The Town of North Hempstead gave approval on Wednesday for a new coffee shop, part of the For Five Coffee chain, on Plandome Road near the intersection of Park Avenue in Manhasset.
The shop’s application for a parking variance and food use permit met significant delay because town officials requested that the applicant provide a second parking study.
A new study was performed on March 29 and was submitted to the Board of Zoning Appeals earlier this week, said Carole Trottere, the town spokeswoman. “The BZA considered the additional parking study and voted to grant the conditional use permit and parking variance,” she said.
A decision on the coffee shop application for a parking variance and food-use permit was expected to be made at a March 8 town Board of Zoning Appeals hearing.
“The delay is long but is 100 percent caused by the applicant that provided Town BZA with a VERY weak parking study to support their appeal,” Richard Bentley, president of the Council of Greater Manhasset Civic Associations, said in an email to Blank Slate Media before the latest action.
Paul Christakos, the owner of Queens-based Christakos Architecture, filed the application in October with the Town of North Hempstead Building Department, seeking to change the property at 292 Plandome Road from a commercial use to a food use to accommodate the coffee shop.
Citing the need for parking, the Building Department instructed Christakos to go to the town Board of Zoning Appeals.
The coffee shop application elicited concerns from local civic officials that the shop would exacerbate parking and traffic issues in the area.
The town Building Department determined the 29-seat coffee shop would require 26 parking spaces, but there are no spaces on-site, the traffic study said.
The original study, submitted by the engineering firm VHB on Feb. 6, counted 7 to 26 vacant parking spaces on nearby stretches of Plandome Road and Park Avenue over the course of Friday, Feb. 3, from 11:30 a.m. to 5:30 p.m.
“Midday parking demand for the restaurant is expected to be a small fraction of the theoretical 26 spaces required by the zoning calculations, which are a gross overstatement of the expected parking needs,” the study said.
The study concluded “that the available on-street parking will be adequate to accommodate the practical parking needs of the proposed coffee shop.”
According to an updated version of the report, submitted on Feb. 23, town BZA officials “requested that supplemental parking observations be undertaken during the breakfast/morning period.”
The updated study counted available parking spaces on nearby stretches of Plandome Road and Park Avenue on Feb. 22 between 7:30 a.m. and 10:30 a.m.
The study found 18 to 40 vacant spaces over that period.
Bentley noted that the second round of the study took place over a winter recess break at Manhasset schools.
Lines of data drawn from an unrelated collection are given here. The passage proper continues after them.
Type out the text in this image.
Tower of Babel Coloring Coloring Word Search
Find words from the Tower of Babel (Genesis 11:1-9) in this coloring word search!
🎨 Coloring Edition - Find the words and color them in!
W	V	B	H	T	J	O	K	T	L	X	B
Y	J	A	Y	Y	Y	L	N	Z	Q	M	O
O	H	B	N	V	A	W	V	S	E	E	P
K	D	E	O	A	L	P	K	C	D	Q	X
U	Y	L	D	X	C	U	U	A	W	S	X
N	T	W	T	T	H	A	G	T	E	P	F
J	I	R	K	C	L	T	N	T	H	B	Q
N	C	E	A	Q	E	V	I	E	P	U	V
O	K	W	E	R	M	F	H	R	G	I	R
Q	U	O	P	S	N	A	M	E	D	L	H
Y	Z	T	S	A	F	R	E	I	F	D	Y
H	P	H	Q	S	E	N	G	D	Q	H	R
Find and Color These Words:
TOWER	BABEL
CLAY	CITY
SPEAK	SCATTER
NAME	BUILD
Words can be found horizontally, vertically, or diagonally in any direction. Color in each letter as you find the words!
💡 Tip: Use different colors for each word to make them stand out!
He described the traffic report and its update as “a 1 day study covering a very limited hourly time frame, and a second study which then also covered 1 single day during a known holiday/school break week and covered only the ‘missing’ hourly time periods of the first study.”
“Is that a professional study? Clearly most agree, NO it is not,” Bentley added.
Last month, Christakos objected to concerns about the amount of parking on Plandome Road.
“There is a pretty substantially sized municipal lot across the street,” Christakos said.
“I know that’s for the train station but Plandome Road is a central hub of the neighborhood. To keep a corner spot like that [building] vacant for god knows how long, I think it’s right to make it open.”
“I think there’s enough parking in the municipal lot across the street to accommodate the establishment,” he added.
Andrew Schwenk, the first vice president of the Council of Greater Manhasset Civic Associations, said increased congestion in the municipal parking lot would worsen existing problems there.
Attempts to reach Christakos and For Five Coffee owner Tom Tsplackos were unavailing.
“There is wide residential and commerce support that recognizes the ‘benefits’ of a vibrant downtown with stores filled, not vacant,” Bentley said.
But he said the Town of North Hempstead “needs to work with all constituencies to address the larger ‘elephant in the room’: The need for a comprehensive parking plan for the Manhasset Plandome Road business area.”